Bible Commentaries

Arthur Peake's Commentary on the Bible

Psalms 106

Clinging to a Counterfeit Cross
Verses 1-48

CVI. Israel's Sin.

Psalms 106:1-5. Introduction. Praise to Yahweh for His power and greatness. The writer's desire to share in Israel's joy.

Psalms 106:3. he that doeth: read "they that do."

Psalms 106:5. read throughout "we" for "I."

Psalms 106:6-43. Israel's constant relapse into sin.

Psalms 106:7 c. Read, "They were rebellious against the Most High at the Red Sea" (Exodus 14:10).

Psalms 106:15 b. leanness: read "loathing."

Psalms 106:18 b. There was no need of fire, if the rebels had already been swallowed up by the earthquake. The Psalmist, however, is not responsible for this confusion. He had before him the two inconsistent accounts welded together in Numbers 16:31-35.

Psalms 106:19 f. seems to imply that the Israelites forsook Yahweh for another God. They had no intention of doing so. That it was an image of Yahweh which they made appears plainly from Exodus 32:5.

Psalms 106:22. Ham: see Psalms 105:23*.

Psalms 106:26. taken from Ezekiel 20:23.—lifted up his hand: i.e. took a solemn oath.

Psalms 106:28. the dead: contrasted with the living God.

Psalms 106:33. What the fault of Moses was is left uncertain in Numbers 20:3 ff.*, which may have been mutilated in the interests of edification.

Psalms 106:37. demons: i.e. false gods. The Psalmist oscillates between the belief that the false gods were lifeless blocks or malignant spirits.

Psalms 106:44-47. Still Yahweh forgave His people. A prayer for restoration of the Diaspora (the Dispersion) from the many lands into which the Jews had wandered.

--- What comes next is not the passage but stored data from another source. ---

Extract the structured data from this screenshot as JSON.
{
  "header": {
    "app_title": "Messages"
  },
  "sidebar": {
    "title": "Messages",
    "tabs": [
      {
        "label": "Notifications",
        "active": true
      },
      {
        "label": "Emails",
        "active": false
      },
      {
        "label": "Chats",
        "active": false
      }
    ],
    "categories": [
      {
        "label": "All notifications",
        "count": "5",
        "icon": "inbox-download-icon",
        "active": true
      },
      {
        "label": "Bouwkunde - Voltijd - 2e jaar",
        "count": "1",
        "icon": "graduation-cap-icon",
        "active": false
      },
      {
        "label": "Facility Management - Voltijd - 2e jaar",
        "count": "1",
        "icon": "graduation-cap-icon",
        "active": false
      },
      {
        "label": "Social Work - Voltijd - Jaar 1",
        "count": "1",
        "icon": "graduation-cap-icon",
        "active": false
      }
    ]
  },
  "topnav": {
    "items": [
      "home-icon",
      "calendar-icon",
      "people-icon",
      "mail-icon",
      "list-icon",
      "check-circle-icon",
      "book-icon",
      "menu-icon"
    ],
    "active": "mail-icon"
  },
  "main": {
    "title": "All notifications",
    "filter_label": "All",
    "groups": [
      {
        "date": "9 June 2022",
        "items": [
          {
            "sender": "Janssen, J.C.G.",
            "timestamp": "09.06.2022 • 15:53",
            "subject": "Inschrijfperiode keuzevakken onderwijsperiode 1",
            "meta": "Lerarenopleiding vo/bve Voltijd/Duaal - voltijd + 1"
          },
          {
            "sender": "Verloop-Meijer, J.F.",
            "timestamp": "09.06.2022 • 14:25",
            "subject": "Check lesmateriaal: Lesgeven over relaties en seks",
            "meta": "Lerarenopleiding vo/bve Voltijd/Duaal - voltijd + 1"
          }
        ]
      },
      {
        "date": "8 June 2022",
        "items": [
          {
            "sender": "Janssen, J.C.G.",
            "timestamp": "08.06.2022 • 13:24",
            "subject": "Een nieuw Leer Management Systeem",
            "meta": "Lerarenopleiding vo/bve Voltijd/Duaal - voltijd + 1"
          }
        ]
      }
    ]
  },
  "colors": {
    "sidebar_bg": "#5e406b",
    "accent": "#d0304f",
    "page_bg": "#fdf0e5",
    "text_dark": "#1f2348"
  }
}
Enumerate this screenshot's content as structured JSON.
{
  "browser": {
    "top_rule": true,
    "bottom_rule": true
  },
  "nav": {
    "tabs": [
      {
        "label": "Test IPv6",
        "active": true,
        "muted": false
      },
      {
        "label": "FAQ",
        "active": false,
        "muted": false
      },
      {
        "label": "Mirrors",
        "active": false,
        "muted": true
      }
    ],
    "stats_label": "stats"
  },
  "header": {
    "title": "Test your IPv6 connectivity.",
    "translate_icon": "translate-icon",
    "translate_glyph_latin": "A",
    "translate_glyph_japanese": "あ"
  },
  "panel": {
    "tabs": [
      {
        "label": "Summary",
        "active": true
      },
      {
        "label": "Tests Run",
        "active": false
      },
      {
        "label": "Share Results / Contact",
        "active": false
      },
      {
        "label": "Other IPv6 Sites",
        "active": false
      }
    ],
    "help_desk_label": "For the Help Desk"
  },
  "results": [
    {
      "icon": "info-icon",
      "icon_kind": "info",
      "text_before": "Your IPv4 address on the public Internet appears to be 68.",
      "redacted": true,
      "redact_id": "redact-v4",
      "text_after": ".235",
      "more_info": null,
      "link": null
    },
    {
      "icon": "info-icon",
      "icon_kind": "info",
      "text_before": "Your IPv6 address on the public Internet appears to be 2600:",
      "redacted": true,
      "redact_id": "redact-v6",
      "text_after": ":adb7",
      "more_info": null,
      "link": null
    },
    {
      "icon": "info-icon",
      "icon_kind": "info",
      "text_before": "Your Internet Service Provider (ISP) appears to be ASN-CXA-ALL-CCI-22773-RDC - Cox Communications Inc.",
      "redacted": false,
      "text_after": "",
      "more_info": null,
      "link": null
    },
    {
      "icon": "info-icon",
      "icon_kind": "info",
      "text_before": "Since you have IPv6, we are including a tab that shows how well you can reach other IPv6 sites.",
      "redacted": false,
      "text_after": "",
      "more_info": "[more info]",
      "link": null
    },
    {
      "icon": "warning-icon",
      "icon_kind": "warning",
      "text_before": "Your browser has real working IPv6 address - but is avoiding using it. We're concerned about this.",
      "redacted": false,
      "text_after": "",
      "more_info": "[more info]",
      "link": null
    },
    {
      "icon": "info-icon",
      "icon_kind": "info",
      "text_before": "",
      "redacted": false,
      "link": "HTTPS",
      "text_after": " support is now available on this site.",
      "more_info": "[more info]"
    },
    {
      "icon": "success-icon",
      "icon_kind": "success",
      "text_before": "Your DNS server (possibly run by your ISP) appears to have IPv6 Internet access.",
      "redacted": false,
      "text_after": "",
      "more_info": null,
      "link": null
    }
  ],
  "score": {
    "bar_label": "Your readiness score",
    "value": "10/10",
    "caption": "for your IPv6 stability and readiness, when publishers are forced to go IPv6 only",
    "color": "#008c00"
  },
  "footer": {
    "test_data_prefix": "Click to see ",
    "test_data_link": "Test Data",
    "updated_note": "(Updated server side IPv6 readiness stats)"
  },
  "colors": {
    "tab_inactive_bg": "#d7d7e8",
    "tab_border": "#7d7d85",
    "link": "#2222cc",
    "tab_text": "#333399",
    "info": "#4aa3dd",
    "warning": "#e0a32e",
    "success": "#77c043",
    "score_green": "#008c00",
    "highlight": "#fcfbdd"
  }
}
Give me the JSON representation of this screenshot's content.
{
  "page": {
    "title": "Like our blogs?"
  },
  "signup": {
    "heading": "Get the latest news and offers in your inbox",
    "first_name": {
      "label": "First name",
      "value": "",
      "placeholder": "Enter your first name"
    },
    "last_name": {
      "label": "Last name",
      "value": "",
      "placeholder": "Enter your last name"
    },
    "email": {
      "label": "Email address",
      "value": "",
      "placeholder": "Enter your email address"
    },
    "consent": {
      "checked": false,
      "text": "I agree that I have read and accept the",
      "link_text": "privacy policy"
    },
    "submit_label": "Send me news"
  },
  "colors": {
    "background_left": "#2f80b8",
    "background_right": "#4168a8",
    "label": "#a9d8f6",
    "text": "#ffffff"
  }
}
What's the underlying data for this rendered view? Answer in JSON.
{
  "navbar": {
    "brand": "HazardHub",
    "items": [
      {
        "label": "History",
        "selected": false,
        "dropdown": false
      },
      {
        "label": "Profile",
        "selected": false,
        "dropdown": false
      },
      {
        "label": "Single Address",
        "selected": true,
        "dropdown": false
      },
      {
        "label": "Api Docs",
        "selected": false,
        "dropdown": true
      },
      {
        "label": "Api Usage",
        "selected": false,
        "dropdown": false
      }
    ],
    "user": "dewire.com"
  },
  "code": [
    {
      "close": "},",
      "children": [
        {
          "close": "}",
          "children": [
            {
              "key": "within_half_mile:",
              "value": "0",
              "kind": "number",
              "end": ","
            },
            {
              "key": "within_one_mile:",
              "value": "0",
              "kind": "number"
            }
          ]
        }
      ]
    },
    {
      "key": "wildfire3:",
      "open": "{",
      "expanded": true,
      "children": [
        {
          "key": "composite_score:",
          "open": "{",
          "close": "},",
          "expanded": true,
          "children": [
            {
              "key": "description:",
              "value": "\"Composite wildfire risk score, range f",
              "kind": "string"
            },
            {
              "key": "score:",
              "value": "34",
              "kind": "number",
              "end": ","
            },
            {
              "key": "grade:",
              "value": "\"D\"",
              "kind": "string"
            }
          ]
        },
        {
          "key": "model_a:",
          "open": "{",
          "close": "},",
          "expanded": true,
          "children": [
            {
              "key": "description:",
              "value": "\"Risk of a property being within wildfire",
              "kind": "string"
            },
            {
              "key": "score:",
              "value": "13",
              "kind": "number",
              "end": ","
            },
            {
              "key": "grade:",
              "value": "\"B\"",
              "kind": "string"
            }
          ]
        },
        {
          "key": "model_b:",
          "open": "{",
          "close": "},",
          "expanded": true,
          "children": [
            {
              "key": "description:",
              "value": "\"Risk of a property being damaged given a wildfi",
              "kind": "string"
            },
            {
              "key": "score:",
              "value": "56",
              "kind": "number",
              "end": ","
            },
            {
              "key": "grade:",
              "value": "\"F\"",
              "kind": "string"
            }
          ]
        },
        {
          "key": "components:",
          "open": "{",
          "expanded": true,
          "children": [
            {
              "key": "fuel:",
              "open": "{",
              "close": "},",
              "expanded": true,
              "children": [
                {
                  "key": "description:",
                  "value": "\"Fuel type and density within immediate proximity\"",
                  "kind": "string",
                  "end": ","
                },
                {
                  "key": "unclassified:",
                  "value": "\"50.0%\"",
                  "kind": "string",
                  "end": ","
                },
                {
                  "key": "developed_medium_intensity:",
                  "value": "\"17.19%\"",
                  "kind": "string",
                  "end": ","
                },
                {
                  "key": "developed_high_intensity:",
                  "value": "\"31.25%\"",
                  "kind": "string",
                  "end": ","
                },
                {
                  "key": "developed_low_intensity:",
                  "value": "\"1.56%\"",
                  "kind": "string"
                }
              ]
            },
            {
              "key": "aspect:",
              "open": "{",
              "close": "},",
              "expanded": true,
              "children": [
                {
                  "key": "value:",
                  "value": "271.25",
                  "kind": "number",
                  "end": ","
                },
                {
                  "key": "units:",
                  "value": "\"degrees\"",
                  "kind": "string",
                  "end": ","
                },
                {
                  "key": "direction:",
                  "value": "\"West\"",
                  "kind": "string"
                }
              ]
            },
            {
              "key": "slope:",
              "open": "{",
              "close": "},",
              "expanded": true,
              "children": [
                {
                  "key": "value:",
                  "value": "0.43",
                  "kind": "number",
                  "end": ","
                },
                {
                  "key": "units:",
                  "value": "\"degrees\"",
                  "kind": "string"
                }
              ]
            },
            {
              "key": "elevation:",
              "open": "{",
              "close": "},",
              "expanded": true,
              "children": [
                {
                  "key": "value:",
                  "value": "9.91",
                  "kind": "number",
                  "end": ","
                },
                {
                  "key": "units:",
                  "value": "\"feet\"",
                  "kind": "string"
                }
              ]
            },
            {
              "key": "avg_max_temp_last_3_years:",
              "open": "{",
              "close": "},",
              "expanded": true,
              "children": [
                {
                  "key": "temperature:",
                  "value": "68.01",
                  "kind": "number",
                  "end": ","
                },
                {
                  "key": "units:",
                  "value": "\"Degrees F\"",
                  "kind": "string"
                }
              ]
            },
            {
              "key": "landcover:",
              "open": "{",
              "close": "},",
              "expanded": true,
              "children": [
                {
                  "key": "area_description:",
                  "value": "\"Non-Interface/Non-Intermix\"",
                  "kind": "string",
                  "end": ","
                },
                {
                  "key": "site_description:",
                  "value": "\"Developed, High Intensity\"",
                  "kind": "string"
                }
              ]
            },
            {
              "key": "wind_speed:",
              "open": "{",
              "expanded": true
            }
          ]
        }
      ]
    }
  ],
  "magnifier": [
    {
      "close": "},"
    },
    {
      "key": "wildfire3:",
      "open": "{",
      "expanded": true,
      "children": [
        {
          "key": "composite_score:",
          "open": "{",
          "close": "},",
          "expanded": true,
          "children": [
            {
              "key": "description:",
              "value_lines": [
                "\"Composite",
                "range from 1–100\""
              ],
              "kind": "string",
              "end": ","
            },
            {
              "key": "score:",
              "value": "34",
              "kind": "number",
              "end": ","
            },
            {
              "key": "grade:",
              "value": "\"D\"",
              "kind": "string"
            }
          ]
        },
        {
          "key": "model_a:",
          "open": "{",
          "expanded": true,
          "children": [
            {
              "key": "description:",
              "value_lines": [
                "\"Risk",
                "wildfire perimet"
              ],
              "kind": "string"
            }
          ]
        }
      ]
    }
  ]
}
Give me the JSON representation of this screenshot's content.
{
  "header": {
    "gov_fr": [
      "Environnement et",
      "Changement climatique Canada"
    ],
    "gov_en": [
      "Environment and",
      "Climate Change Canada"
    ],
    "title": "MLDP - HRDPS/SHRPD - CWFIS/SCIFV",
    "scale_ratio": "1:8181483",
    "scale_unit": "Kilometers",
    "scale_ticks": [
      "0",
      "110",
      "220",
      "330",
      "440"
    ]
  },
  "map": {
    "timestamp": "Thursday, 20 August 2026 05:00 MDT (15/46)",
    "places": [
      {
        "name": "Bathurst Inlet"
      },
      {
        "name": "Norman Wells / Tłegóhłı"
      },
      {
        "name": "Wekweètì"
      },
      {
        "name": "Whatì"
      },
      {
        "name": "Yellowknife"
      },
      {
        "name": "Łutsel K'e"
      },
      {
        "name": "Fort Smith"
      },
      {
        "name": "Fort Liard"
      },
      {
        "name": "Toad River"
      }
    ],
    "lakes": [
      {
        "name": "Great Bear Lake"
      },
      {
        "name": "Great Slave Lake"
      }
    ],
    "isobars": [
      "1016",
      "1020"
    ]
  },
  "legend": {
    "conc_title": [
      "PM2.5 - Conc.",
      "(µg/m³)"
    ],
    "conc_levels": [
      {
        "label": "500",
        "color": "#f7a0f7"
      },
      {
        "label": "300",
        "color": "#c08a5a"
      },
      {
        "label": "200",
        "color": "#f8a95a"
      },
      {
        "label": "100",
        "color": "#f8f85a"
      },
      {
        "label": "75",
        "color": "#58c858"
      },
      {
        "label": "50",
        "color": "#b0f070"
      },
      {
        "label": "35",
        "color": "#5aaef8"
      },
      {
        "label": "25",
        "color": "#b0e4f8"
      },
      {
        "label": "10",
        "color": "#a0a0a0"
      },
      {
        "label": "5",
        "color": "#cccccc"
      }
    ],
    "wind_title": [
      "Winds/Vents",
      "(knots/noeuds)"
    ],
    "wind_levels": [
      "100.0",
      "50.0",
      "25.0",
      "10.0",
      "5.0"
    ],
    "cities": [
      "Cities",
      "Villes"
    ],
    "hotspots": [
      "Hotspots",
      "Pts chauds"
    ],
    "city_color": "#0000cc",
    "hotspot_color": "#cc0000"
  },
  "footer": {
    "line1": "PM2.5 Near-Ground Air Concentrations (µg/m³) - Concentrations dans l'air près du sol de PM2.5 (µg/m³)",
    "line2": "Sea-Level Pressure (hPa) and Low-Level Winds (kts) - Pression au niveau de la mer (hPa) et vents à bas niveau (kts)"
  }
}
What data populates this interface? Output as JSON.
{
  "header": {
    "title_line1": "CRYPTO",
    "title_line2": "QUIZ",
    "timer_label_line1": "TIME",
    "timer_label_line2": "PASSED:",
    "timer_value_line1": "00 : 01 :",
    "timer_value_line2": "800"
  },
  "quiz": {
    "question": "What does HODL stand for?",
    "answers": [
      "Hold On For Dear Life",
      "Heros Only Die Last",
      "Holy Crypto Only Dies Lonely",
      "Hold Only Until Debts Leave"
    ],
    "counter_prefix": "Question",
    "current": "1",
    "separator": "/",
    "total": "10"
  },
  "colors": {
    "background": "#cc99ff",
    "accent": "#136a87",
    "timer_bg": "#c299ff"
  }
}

Psalms 106:48 is no part of Psalms 106. It is a doxology which separates Book IV from Book V. The writer in 1 Chronicles 16:36 mistook it for part of the Ps. But the words "Praise ye the Lord," are rightly placed by LXX at beginning of Psalms 107, because all the superscriptions over the first three books end with Amen. [The injunction to the people, however, differentiates this doxology from the others, which like Laus Deo, express the scribe's thankfulness that his task is completed. It may, therefore, be a part of Psalms 106. If so it would seem to the editor who was responsible for the division into five books a good, ready-made mark of division.—A. S. P.]